Kris Polly: Tell us about the Marysville pipeline being installed in your area.
Aaron Dalling: The Marysville Canal Company has been installing gravity-pressured pipelines for several years to replace earthen canals. There are 5 phases to the project: 3 have been installed and the 4th phase is going in now and should be done by June 1. There will be one more after that. To date, they have installed over 30 miles of pipeline. This 4th phase will include close to 20 additional miles of pipeline. The pipelines range from 54 inches in diameter down to 4 inches at the end. The total cost of the 4th phase is about $11 million. Marysville Canal Company partnered with the Natural Resources Conservation Service and obtained some funding for the project through them. For the remaining portion, they have obtained a loan through the Idaho Water Resource Board, which they will repay over time.

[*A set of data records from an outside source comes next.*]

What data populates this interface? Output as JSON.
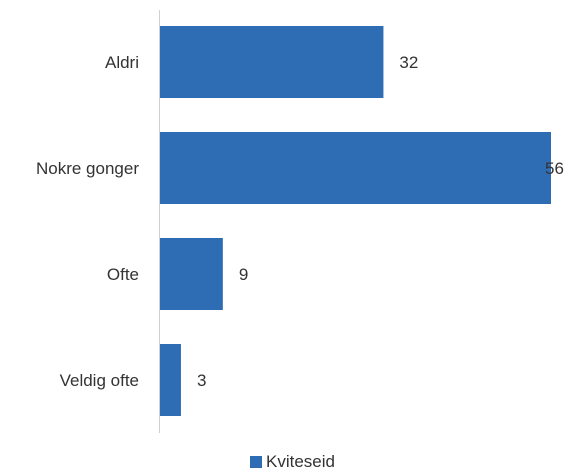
{
  "chart_data": {
    "type": "bar",
    "orientation": "horizontal",
    "categories": [
      "Aldri",
      "Nokre gonger",
      "Ofte",
      "Veldig ofte"
    ],
    "series": [
      {
        "name": "Kviteseid",
        "values": [
          32,
          56,
          9,
          3
        ],
        "color": "#2e6db4"
      }
    ],
    "data_labels": [
      "32",
      "56",
      "9",
      "3"
    ],
    "title": "",
    "xlabel": "",
    "ylabel": "",
    "xlim": [
      0,
      56
    ],
    "grid": false,
    "legend_position": "bottom"
  }
}
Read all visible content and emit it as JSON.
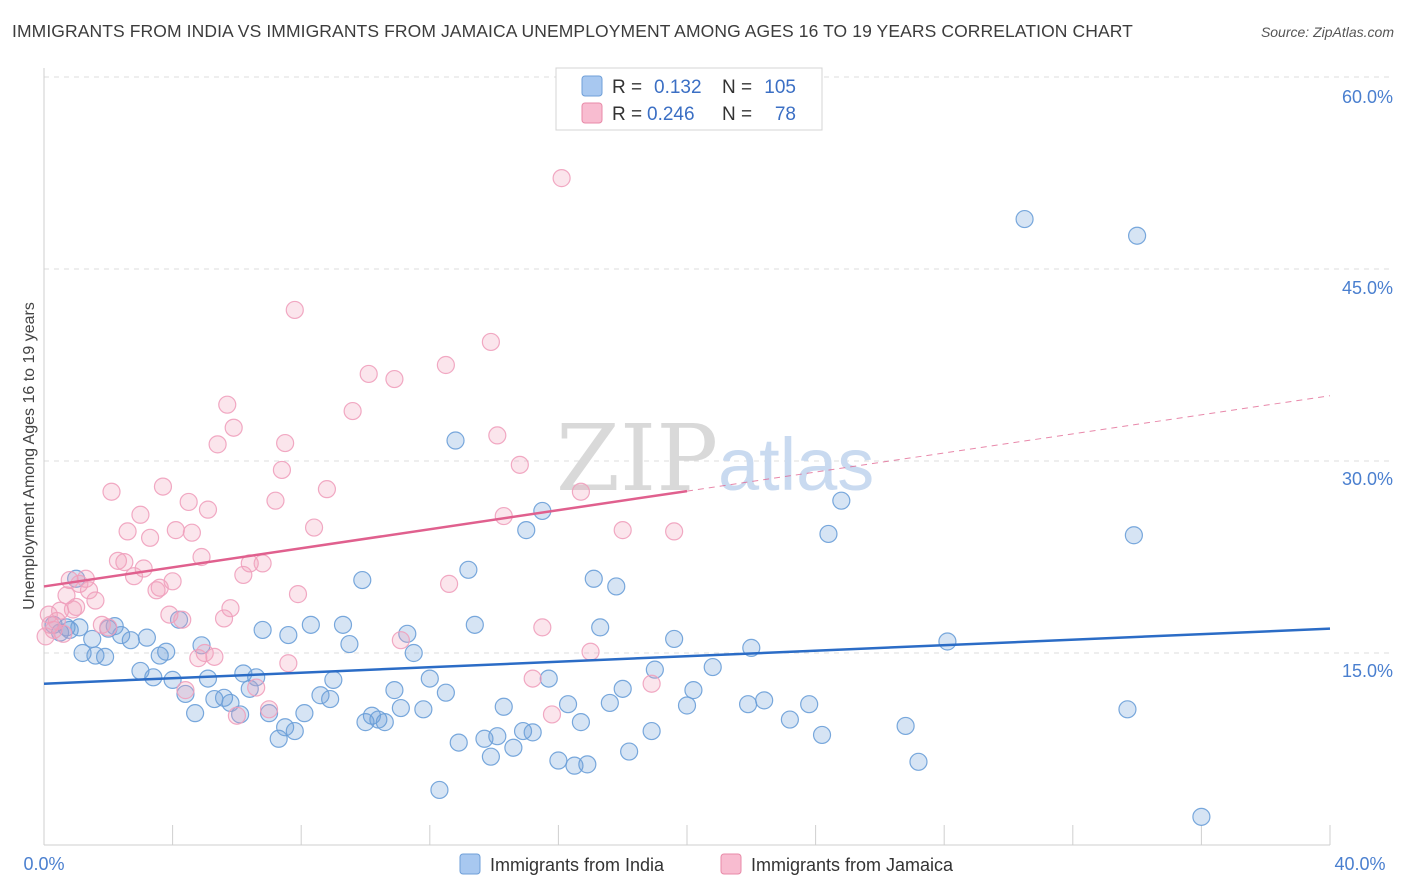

The overall purpose of the pipeline is to conserve water in a leaky system and to save energy by eliminating several pumps. The whole area is underlain with basalt rock, which comes right up to the surface and contains a lot of fractures. Marysville Canal loses a lot of water as a result. This will really help.
Kris Polly: As a relatively new manager, what has been the most helpful thing you have learned?
Aaron Dalling: One thing I learned from Dale Swensen was to pay attention to the little things. There are so many things coming at you that it’s easy to miss the little things. If you can pay close attention to them, it will help you anticipate what might be coming next.